A series of improvement projects led by obstetrical care providers at the Cypress Regional Hospital have resulted in an important reduction in C-section birth rates. Between 2012 and 2015, the rate fell from 34% to 27% overall, and from 20% to 15% in mothers having a first-time procedure. These results place the region below the Canadian averages for overall C-sections (27.5% in 2014/15) and first-time procedures (18.5%).
“Caesarean births have become much more common over the past two decades in our health region and across Canada,” advised Epidemiologist Dr. Brandy Winquist. “While a reduction of seven percentage points may seem small, it is really quite an extraordinary task, a trend we hope to see continue.”
C-sections can be lifesaving in some cases, but dramatic increases in rates have raised questions about when this surgery is medically necessary and when it is not. Given the complexity of factors driving C-section rates, it is important that any improvement effort be informed by local data.
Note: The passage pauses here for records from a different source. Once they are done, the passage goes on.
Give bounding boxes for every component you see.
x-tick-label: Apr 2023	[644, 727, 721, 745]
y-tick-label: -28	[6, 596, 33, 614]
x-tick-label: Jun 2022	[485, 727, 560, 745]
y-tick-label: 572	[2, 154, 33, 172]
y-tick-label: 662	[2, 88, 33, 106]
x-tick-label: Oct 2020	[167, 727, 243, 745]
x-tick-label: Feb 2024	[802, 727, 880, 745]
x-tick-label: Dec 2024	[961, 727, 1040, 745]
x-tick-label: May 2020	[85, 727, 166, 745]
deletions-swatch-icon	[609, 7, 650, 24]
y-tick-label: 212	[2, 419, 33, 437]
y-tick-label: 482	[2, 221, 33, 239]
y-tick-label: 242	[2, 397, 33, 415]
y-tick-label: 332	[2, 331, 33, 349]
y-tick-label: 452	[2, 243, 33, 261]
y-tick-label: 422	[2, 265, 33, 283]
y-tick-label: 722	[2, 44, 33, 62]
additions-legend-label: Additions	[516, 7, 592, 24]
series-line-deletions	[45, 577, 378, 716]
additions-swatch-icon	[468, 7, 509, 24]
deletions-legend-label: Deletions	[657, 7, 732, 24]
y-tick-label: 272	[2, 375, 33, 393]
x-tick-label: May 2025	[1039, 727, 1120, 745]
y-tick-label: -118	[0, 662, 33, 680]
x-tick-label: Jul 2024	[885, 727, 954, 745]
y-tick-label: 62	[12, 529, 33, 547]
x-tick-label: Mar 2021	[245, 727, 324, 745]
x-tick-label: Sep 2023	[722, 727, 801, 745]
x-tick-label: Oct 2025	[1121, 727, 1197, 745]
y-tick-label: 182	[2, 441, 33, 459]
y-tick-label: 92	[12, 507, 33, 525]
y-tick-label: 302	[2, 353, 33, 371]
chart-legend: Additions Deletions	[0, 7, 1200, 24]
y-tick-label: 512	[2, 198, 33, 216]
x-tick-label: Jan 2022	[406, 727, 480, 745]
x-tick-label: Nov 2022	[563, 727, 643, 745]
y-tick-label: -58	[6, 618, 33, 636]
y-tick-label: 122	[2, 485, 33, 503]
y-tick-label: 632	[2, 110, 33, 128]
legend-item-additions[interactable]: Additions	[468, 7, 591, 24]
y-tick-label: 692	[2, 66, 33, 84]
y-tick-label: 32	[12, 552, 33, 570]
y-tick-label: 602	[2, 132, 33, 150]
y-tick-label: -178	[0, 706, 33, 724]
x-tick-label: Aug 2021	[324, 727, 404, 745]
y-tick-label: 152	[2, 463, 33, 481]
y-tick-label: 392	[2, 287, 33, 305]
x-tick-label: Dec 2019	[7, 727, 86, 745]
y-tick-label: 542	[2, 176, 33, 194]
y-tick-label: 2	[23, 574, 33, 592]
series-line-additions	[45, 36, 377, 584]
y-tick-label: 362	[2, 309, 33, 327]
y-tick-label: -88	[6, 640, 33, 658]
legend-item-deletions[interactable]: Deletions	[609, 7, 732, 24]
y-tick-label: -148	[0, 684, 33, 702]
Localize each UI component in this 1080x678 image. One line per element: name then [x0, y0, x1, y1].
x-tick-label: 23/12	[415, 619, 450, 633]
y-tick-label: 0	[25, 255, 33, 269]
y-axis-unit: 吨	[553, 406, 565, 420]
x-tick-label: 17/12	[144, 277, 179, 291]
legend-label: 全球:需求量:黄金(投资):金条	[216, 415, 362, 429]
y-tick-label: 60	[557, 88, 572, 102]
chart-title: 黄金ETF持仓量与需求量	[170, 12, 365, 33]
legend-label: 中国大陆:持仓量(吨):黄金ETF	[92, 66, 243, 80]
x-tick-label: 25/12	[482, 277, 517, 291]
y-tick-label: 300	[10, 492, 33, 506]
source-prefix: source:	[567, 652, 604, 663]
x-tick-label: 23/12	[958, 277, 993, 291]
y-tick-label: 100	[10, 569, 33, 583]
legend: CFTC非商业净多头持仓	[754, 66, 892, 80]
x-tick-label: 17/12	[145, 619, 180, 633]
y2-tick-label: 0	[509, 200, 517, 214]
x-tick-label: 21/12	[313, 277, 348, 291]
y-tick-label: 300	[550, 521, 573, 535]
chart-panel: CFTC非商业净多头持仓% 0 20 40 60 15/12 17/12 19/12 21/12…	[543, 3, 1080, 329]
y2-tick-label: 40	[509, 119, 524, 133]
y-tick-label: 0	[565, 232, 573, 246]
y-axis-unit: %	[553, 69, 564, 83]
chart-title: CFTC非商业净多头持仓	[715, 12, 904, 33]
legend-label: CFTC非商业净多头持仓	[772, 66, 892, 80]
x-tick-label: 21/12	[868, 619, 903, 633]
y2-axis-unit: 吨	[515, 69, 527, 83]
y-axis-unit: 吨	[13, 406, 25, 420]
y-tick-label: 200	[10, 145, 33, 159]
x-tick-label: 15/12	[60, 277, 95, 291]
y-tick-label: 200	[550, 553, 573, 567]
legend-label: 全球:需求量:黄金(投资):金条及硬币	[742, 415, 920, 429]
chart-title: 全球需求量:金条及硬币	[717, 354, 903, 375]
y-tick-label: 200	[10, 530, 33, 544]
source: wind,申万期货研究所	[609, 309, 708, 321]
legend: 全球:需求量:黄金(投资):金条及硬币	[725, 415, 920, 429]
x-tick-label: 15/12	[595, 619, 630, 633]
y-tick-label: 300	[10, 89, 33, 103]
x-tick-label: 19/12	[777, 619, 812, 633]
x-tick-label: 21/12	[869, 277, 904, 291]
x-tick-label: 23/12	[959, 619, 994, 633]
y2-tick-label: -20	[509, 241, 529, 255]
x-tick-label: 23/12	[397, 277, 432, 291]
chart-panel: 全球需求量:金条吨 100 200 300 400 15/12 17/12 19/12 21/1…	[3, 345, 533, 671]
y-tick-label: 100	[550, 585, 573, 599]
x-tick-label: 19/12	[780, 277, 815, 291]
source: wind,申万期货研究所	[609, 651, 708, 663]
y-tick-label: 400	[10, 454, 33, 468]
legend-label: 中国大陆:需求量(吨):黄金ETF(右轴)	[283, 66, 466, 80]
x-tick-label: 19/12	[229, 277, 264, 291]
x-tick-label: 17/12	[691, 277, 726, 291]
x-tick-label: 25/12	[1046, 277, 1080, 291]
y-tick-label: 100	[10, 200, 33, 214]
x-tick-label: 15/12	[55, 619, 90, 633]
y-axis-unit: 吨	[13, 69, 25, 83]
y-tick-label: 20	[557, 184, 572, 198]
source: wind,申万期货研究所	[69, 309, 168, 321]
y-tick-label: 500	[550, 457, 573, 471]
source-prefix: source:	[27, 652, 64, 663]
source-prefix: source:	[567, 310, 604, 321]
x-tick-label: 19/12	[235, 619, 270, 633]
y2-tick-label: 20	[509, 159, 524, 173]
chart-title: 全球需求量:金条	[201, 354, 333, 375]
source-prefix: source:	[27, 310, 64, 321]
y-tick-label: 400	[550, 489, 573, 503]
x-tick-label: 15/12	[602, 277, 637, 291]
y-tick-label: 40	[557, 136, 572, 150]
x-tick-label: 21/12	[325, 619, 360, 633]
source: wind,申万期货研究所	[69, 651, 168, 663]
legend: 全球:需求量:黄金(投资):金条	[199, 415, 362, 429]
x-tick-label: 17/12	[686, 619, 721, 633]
In 2013, Drs. Kevin Wasko and Brandy Winquist led the design and implementation of a research study to gain a better understanding of the differences between mothers who gave birth by C-section and those who delivered vaginally. The project, a collaboration between the University of Saskatchewan’s Department of Family Medicine and the Cypress Health Region, studied more than 600 births. Findings from the study have since been used to direct improvements and to support an evidence-based approach.
One example is the launch of an awareness campaign to promote vaginal births after caesarean (VBAC) birth. After learning that almost half of Caesarean births were in mothers who had a previous C-section, educational materials were developed to help counsel mothers about the risks and benefits of opting for a repeat surgery or trying for a vaginal birth. The VBAC campaign focused on sharing women’s stories and promoting the health and recovery benefits of VBAC.
“When compared to a traditional delivery, C-sections can result in higher risks of infection, a longer stay in hospital, and an overall slower recovery. These are all important considerations and they prompted our entire team to really focus on how we could work together to reduce the C-sections rates in our region.”
(Dr. Kevin Wasko, Family Physicia)
“As providers we are aware of the risks of C-sections, but we felt that the general public and specifically pregnant women needed to also know the risks,” said Dr. Wasko. “We used the VBAC campaign to help share some of the benefits of traditional deliveries even for those who have previously delivered children via Caesarean section.”
A multidisciplinary obstetrics team was established in 2011 to discuss issues and best practices within Cypress Health. The team meets every three months and includes physicians, obstetricians, pediatricians, nursing staff, managers, pharmacists, midwives, and an epidemiologist. This team worked together to begin the Salus Global moreOB™ program in early 2015. Managing Obstetrical Risk Efficiently (moreOB™) is a continuous patient safety improvement program for all members of the multidisciplinary team. It is a collaborative approach built to decrease adverse events and clinical errors and also to improve care in ways that will reduce risk for C-section births.
“We have a very engaged team of physicians and nurses working on the women and children’s ward. What really sets this group apart is how invested people are to make improvements for our patients.”